Il y a maintenant 10 ans, les populations de plusieurs pays arabes se soulevaient contre les régimes qui les dirigeaient depuis des décennies. Le 21 février 2011, deux Mirage F1 de la Force Aérienne Libyenne se posaient sur l'île de Malte après que leurs pilotes aient refusé d'obéir aux ordres de leur hiérarchie et fait défection. L'un d'eux étaient le Colonel Ali Faraj Al-Rabati.
Il y a un peu plus de trois ans, Ali m'a raconté sa carrière de pilote de chasse depuis ses débuts jusqu'à son arrivée sur le territoire européen alors que débutait l’insurrection libyenne. Un récit passionnant que j'ai décidé (avec son accord) de publier en partie à l'occasion du dixième anniversaire du soulèvement.
Le colonel Ali Faraj Al-Rabati rejoint le Misrata Air College en 1980 et fut diplômé deux ans plus tard.

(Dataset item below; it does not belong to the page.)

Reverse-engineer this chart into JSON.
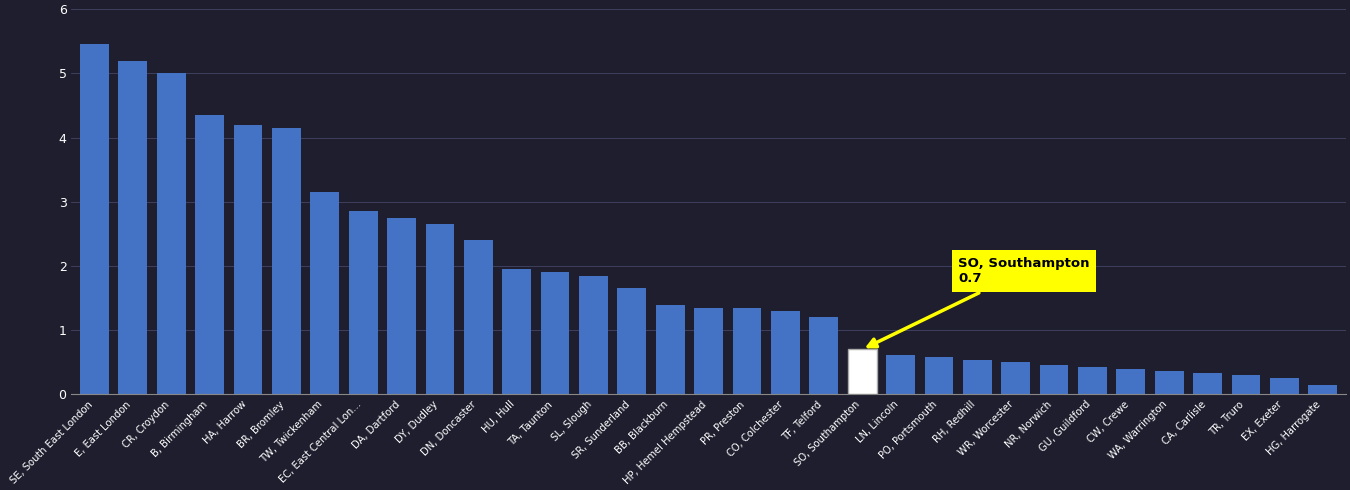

Il fut rapidement affecté à la base aérienne d'Al-Watiya située au sud-ouest de Tripoli ou il intégra l’escadron 1015 en septembre 1982 sur Mirage F1 aux côtés de cinq autres pilotes de sa promotion. En 1986, suite à l'Opération Eldorado Canyon mené par l'US Air Force, il fut chargé de préparer une opération de représailles :
"Immédiatement après le raid aérien américain en 1986, Abdessalam Jalloud a appelé le commandant de la base et lui a demandé de mener une frappe aérienne dans le sud de l'Italie en réponse. Lors de la préparation de la mission, nous avons constaté que le carburant ne serait pas suffisant pour revenir, aussi des contacts ont eu lieu entre les gouvernements libyen et algérien pour exécuter la mission depuis l’Etat d’Algérie. Nous avons déplacé huit Mirage vers l'aérodrome de Ghadames situé entre les frontières libyenne et algérienne, et après cela, il était prévu de rejoindre la ville d'Annaba en Algérie. Lorsque le président américain Reagan a parlé et a menacé que tout pays arabe d'où décollaient des avions serait bombardé, une délégation de haut rang est venue d'Algérie dans la ville de Ghadames et la mission a été annulée. Après cela, nous sommes retournés à l'Al Wataya. C'était la situation la plus difficile pour moi car j'étais l'un des pilotes impliqués dans la réalisation de l'opération."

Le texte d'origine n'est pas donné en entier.